Here are the three stages of discovery of the Live Action Toy Story film on YouTube:
Stage 1: Confusion
I don't get it…like, a guy recreated his favorite scenes from Toy Story in real life?
Stage 2: Wonder
Wait. It's the WHOLE MOVIE? That's awesome!
Stage 3: Confusion
Wait, is it awesome? Or is it just kind of weird and time-consuming?
In 2010, two friends, Jonason Pauley and Jesse Perrotta, started recreating, shot-by-shot, the entire 1995 animated Pixar classic Toy Story. Their version kept the original audio track, but used real people and real toys. It took two years to complete. The filmmakers, now 19 and 21, uploaded the final product to YouTube a couple days ago. People seem to love it.
"Amazing" reads one comment on the video.
"This is probably one of the most amazing things I have ever seen," another.
"Wow this is amazing!!!!!"
The amount of work that went into it is certainly mind-boggling. But how is it as a film?
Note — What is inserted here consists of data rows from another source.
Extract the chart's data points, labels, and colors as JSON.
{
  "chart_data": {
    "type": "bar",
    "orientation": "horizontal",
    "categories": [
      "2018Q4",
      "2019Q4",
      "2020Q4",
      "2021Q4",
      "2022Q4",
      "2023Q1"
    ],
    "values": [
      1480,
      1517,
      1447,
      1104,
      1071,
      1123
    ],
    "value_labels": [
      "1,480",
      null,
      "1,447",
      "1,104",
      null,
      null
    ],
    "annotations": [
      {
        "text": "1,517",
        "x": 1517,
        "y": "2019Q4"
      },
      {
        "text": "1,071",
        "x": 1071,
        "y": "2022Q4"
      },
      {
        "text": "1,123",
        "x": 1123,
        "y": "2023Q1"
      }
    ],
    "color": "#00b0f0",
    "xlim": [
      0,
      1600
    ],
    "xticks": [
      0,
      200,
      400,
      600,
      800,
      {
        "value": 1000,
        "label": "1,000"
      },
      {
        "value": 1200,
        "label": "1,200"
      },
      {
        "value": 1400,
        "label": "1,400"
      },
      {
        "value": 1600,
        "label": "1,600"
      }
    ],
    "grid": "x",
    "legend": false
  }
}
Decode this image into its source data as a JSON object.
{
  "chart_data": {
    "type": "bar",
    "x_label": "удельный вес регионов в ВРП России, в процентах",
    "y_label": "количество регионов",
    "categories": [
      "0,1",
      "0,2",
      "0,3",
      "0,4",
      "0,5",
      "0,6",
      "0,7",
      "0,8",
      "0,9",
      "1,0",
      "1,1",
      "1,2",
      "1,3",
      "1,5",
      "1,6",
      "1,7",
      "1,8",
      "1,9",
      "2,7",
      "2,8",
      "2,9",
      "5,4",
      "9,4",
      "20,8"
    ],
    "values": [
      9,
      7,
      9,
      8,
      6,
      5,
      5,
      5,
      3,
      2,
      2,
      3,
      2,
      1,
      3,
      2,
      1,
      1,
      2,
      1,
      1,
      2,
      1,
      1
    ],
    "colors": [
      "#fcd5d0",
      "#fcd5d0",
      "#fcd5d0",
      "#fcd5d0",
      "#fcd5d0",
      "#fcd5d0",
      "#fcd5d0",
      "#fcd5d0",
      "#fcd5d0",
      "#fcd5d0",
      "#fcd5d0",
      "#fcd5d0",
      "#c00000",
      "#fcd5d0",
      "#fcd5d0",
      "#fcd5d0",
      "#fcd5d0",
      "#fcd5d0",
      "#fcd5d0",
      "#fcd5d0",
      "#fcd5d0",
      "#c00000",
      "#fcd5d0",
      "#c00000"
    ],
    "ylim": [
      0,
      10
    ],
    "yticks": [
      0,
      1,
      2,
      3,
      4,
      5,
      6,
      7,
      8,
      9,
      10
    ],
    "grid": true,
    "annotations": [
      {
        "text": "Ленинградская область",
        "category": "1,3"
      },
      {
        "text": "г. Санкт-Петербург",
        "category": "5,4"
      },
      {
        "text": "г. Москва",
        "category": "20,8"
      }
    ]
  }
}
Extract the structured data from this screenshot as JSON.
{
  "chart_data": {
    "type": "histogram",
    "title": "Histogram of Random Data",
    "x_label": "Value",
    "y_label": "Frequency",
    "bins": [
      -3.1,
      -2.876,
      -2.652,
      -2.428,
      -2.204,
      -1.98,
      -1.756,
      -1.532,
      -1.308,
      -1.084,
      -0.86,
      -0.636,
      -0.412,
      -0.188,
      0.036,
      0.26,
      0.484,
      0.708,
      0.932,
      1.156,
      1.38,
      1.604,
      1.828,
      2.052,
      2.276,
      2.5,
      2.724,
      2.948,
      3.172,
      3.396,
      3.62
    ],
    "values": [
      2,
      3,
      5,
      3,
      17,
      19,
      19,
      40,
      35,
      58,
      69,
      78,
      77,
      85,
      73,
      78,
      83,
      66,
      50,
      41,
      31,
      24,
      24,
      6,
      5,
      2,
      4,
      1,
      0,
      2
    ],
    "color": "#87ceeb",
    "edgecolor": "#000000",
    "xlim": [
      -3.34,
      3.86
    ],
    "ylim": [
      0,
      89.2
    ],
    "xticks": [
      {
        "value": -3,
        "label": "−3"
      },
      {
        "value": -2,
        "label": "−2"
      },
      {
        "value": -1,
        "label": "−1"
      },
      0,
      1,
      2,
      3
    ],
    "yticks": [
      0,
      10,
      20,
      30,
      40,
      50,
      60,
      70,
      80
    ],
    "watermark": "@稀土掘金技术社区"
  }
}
It's a little chilling to see the toys, famously vibrant in the original, looking so blank-eyed and plastic and, well, like toys. A little terrifying to think that, if your toys actually sprung to life when you left the room, this is how they would move: rigidly, jerkily, unblinkingly.
It's not immersive or emotional. It's Toy Story as horror.
But the film is impressive in the same way that any labor of love, like, say, a 10' x 10' version of van Gogh's "Starry Night" rendered in jellybeans, is impressive.
"I can't believe someone took the time to do that."
"I wonder where they got all those jelly beans?"